1. Field of the Invention
The present invention relates generally to a data processing system. More specifically, the present invention relates to a computer implemented method, computer program product and data processing system for reducing communication signaling protocol latency.
2. Description of the Related Art
The session initiation protocol(SIP) is being implemented in the Java language, for example, SIP container in WebSphere, and being used by service providers. Session initiation protocol (SIP) is an Internet signaling protocol which has many uses, such as Voice over IP (VoIP). Session initiation protocol (SIP) can establish sessions for features such as audio/videoconferencing, interactive gaming, and call forwarding to be deployed over networks thus enabling service providers to integrate basic telephony services with Web, e-mail, and chat services. Session initiation protocol (SIP) is an example of a communication signaling protocol. Session initiation protocol (SIP) has quality of service (QoS) requirements. Customers are concerned about end-to-end latency. In particular, customers would like deterministic latency and they are willing to reduce throughput to get more deterministic latency.

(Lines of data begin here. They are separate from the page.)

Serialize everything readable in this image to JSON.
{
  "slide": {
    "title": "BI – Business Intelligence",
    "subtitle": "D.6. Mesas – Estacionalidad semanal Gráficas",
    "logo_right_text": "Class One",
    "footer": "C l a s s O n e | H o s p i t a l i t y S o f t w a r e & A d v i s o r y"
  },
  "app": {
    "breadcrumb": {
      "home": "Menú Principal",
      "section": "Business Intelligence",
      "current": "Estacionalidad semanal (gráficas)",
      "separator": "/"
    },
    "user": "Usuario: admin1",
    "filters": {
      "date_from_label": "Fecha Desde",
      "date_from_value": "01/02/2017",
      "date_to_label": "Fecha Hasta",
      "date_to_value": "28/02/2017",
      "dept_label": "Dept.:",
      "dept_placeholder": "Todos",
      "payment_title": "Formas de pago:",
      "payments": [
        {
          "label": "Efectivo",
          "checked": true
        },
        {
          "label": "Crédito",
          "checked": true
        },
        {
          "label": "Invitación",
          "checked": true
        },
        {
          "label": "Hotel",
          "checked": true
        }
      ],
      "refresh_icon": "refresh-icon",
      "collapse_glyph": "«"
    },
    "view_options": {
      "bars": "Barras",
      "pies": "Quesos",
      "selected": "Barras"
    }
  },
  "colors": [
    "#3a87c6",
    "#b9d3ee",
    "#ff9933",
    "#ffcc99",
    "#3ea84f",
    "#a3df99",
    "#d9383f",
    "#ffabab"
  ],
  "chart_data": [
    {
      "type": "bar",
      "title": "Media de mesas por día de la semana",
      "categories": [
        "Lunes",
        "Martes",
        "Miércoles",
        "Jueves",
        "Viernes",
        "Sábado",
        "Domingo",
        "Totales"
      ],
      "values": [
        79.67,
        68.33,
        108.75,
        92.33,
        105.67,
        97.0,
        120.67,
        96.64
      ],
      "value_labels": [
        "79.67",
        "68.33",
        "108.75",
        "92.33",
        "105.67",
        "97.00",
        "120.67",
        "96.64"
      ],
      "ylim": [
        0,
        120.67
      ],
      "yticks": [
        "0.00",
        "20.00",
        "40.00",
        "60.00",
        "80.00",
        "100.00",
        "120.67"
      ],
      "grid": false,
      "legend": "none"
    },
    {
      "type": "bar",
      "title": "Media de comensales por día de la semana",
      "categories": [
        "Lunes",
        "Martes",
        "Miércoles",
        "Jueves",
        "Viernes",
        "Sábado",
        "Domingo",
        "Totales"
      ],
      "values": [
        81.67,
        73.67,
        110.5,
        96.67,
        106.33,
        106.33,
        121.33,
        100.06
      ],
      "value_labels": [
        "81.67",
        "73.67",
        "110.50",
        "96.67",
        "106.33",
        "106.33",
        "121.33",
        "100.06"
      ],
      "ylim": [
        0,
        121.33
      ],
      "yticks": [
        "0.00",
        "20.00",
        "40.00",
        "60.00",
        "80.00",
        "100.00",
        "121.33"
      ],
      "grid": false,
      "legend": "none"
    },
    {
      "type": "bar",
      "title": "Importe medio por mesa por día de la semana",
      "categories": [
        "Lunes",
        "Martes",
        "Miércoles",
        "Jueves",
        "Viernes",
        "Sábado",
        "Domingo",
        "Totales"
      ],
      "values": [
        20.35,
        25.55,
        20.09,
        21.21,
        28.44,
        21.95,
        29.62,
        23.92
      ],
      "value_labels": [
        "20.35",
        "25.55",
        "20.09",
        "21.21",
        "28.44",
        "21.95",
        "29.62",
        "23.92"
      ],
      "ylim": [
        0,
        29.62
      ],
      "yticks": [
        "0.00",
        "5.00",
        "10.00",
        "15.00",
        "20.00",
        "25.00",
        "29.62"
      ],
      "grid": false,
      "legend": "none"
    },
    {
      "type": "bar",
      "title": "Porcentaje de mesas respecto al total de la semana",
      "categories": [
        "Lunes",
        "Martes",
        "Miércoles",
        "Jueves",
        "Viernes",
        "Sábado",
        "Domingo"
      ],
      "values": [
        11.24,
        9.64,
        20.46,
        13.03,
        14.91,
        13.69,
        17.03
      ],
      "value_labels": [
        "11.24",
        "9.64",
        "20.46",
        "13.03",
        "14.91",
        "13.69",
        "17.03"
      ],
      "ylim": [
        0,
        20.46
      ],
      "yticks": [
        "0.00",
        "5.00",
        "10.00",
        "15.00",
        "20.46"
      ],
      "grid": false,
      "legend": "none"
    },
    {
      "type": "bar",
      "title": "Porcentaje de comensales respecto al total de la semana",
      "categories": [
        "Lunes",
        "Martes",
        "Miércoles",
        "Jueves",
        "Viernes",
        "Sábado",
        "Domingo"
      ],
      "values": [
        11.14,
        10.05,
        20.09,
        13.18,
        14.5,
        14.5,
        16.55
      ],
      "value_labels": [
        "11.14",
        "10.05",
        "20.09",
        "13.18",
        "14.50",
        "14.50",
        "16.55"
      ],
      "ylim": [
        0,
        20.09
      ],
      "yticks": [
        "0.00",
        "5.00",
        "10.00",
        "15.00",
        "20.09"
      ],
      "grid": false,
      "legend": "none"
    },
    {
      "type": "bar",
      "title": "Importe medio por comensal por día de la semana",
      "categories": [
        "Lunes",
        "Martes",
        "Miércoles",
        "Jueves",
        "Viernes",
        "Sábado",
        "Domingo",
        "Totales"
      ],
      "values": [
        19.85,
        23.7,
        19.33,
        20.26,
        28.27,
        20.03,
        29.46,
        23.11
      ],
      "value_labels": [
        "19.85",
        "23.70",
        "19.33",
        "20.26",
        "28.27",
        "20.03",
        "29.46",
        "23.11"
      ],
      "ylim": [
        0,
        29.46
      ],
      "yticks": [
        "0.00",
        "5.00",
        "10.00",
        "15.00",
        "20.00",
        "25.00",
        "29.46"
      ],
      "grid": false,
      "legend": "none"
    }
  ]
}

A problem in providing deterministic latency in a virtual machine environment, such as Java, C#, Lisp, Perl, and so forth, is that garbage collection events occur that stop all application processing for a period of time. Garbage collection is a form of automatic memory management. Memory management is the act of managing computer memory. In its simpler forms memory management involves providing ways to allocate portions of memory to programs at their request and free the portions of memory back to the system for reuse when the portions of memory are no longer needed. A garbage collector or collector attempts to reclaim garbage, or memory used by objects that will never again be accessed or mutated by the application. Memory can be allocated and used, and the garbage collection process will automatically free any chunks of memory that are no longer referenced. Typically, garbage collection involves the automatic reclamation of dynamically allocated objects that are no longer accessible. This ‘stop the world’ garbage collection time is based on the amount of heap used and the number of objects created.

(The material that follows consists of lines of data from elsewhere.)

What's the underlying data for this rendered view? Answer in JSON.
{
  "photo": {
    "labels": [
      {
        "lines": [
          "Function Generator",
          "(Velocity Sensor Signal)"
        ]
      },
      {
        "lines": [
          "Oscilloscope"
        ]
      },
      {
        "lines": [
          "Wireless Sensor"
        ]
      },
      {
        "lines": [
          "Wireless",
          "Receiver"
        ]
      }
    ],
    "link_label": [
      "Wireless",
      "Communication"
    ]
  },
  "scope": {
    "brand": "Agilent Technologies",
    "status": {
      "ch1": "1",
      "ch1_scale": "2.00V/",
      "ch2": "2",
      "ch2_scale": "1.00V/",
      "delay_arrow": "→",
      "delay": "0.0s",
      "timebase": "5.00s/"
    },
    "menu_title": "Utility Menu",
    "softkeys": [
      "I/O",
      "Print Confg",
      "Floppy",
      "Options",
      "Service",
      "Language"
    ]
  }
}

One approach to solving this ‘stop the world’ garbage collection time is to oversize the number of CPU's used by the system, which is not very cost effective. Another solution is to measure an application's garbage collection activity and tune the garbage collection algorithm. However, this solution can only go so far. Another solution is to have a scheduled, periodic thread that performs garbage collection activities. An input to this thread is the frequency and length at which the periodic garbage collection thread operates.
However, a concern still remains that the workload could over-run the capacity of the periodic garbage collection thread when the input rate spikes and the object creation rate exceeds the rate at which the periodic garbage collection thread can perform garbage collection activities. It is desirable to solve this problem in a manner that would also supplement existing garbage collection algorithms, that is generational garbage collection, because the existing algorithms do have a low priority, background thread that performs garbage collection activities.